É possível desdobrar a inovação em quatro tipos:• Inovações de produto ou serviço, o que inclui bens e serviços totalmente novos e

aperfeiçoamentos importantes para produtos ou serviços existentes. • Inovações de processo, que representam mudanças significativas nos métodos de

produção e de distribuição.• As inovações organizacionais referem-se à implementação de novos métodos, como

mudanças em práticas de negócios, na organização do local de trabalho ou nas relações externas da empresa.

• As inovações de marketing envolvem a implementação de novos métodos, incluindo mudanças no design do produto e na embalagem, na promoção do produto e sua colocação, além de métodos de estabelecimento de preços de bens e de serviços.

Uma inovação em uma IES pode ser nova para o segmento educacional ou nova para o mundo quando não foi ainda implementada por outras organizações. As pioneiras na implementação de inovações podem ser consideradas condutoras do processo de inovação. No Brasil, em termos de EaD, a Universidade do Norte do Paraná (UNOPAR) talvez seja a instituição que mereça esse título, por ter sido a primeira a ofertar cursos de Graduação e Pós-Graduação EaD em um modelo que acabou tornando-se padrão para muitas IES que adentraram posteriormente na modalidade.

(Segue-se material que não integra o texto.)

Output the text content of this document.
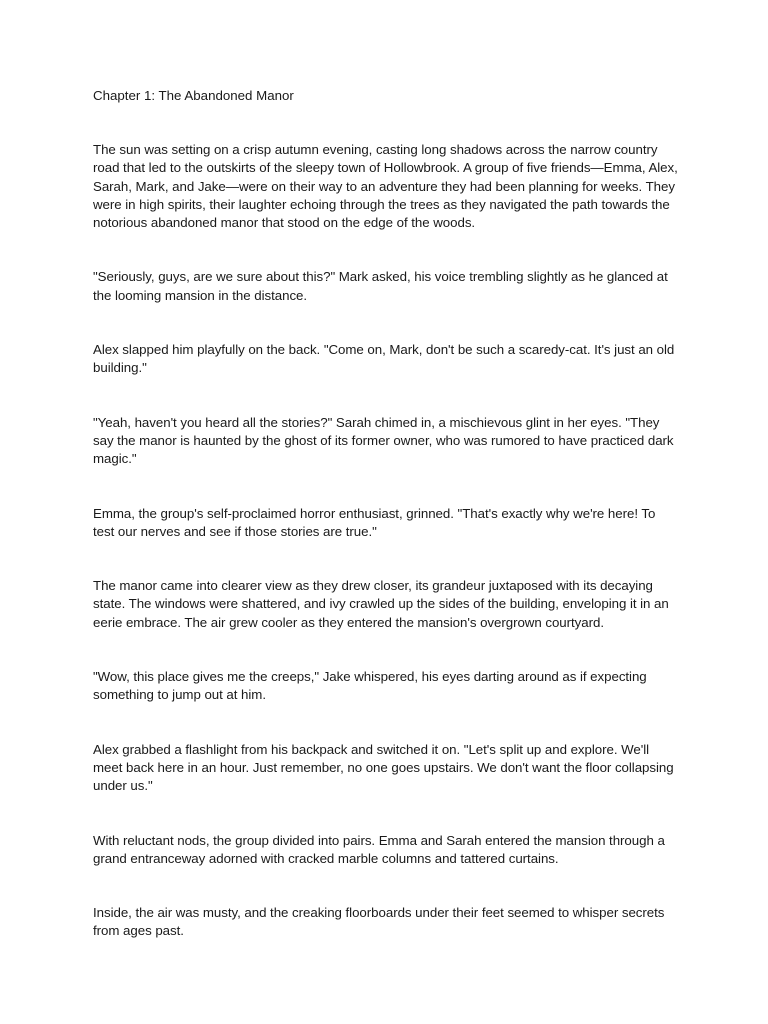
Chapter 1: The Abandoned Manor

The sun was setting on a crisp autumn evening, casting long shadows across the narrow country road that led to the outskirts of the sleepy town of Hollowbrook. A group of five friends—Emma, Alex, Sarah, Mark, and Jake—were on their way to an adventure they had been planning for weeks. They were in high spirits, their laughter echoing through the trees as they navigated the path towards the notorious abandoned manor that stood on the edge of the woods.

"Seriously, guys, are we sure about this?" Mark asked, his voice trembling slightly as he glanced at the looming mansion in the distance.

Alex slapped him playfully on the back. "Come on, Mark, don't be such a scaredy-cat. It's just an old building."

"Yeah, haven't you heard all the stories?" Sarah chimed in, a mischievous glint in her eyes. "They say the manor is haunted by the ghost of its former owner, who was rumored to have practiced dark magic."

Emma, the group's self-proclaimed horror enthusiast, grinned. "That's exactly why we're here! To test our nerves and see if those stories are true."

The manor came into clearer view as they drew closer, its grandeur juxtaposed with its decaying state. The windows were shattered, and ivy crawled up the sides of the building, enveloping it in an eerie embrace. The air grew cooler as they entered the mansion's overgrown courtyard.

"Wow, this place gives me the creeps," Jake whispered, his eyes darting around as if expecting something to jump out at him.

Alex grabbed a flashlight from his backpack and switched it on. "Let's split up and explore. We'll meet back here in an hour. Just remember, no one goes upstairs. We don't want the floor collapsing under us."

With reluctant nods, the group divided into pairs. Emma and Sarah entered the mansion through a grand entranceway adorned with cracked marble columns and tattered curtains.

Inside, the air was musty, and the creaking floorboards under their feet seemed to whisper secrets from ages past.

O modelo adotado pela UNOPAR para os cursos de Graduação EaD convocava o aluno uma vez por semana a um dos polos de apoio presencial para participar de encontros. Esses se configuravam em unidades de apoio local, o que incluía o trabalho de tutores presenciais aptos a apoiar os estudantes no acompanhamento dos cursos. Outros funcionários ofereciam também suporte administrativo, além de possibilitar o acesso a bibliotecas, laboratórios de informática, internet e a recepção de aulas via satélite, ao vivo ou gravadas previamente. Tratava-se, na prática, do blended learning, que permitia a experiência híbrida do estudo autônomo, via computador ou outro equipamento, com a participação presencial e a distância numa turma que se apoiava mutuamente.

A carga horária em vídeo permitia menor volume de leitura ao longo da semana, ainda que o aluno EaD tivesse maior cobrança nesse quesito do que um estudante de curso presencial. O polo de apoio presencial e as transmissões via satélite possibilitavam superar as barreiras geográficas regionais, ainda presentes nos dias de hoje, como a distribuição desigual ou inexistente de internet com qualidade adequada e suficiente. Os investimentos na formação dessa nova rede de distribuição eram partilhados, o que garantiu um crescimento rápido. O material didático era criado especificamente para a modalidade EaD, dialogava com livros disponibilizados fisicamente e em formato digital, em consonância com o projeto pedagógico do curso. A escala possibilitou a prática de preços menores, o que se somava à flexibilidade de tempos, espaços e ritmos para o estudo. É possível observar os quatro tipos de inovações já citados nessas práticas aqui brevemente relatadas.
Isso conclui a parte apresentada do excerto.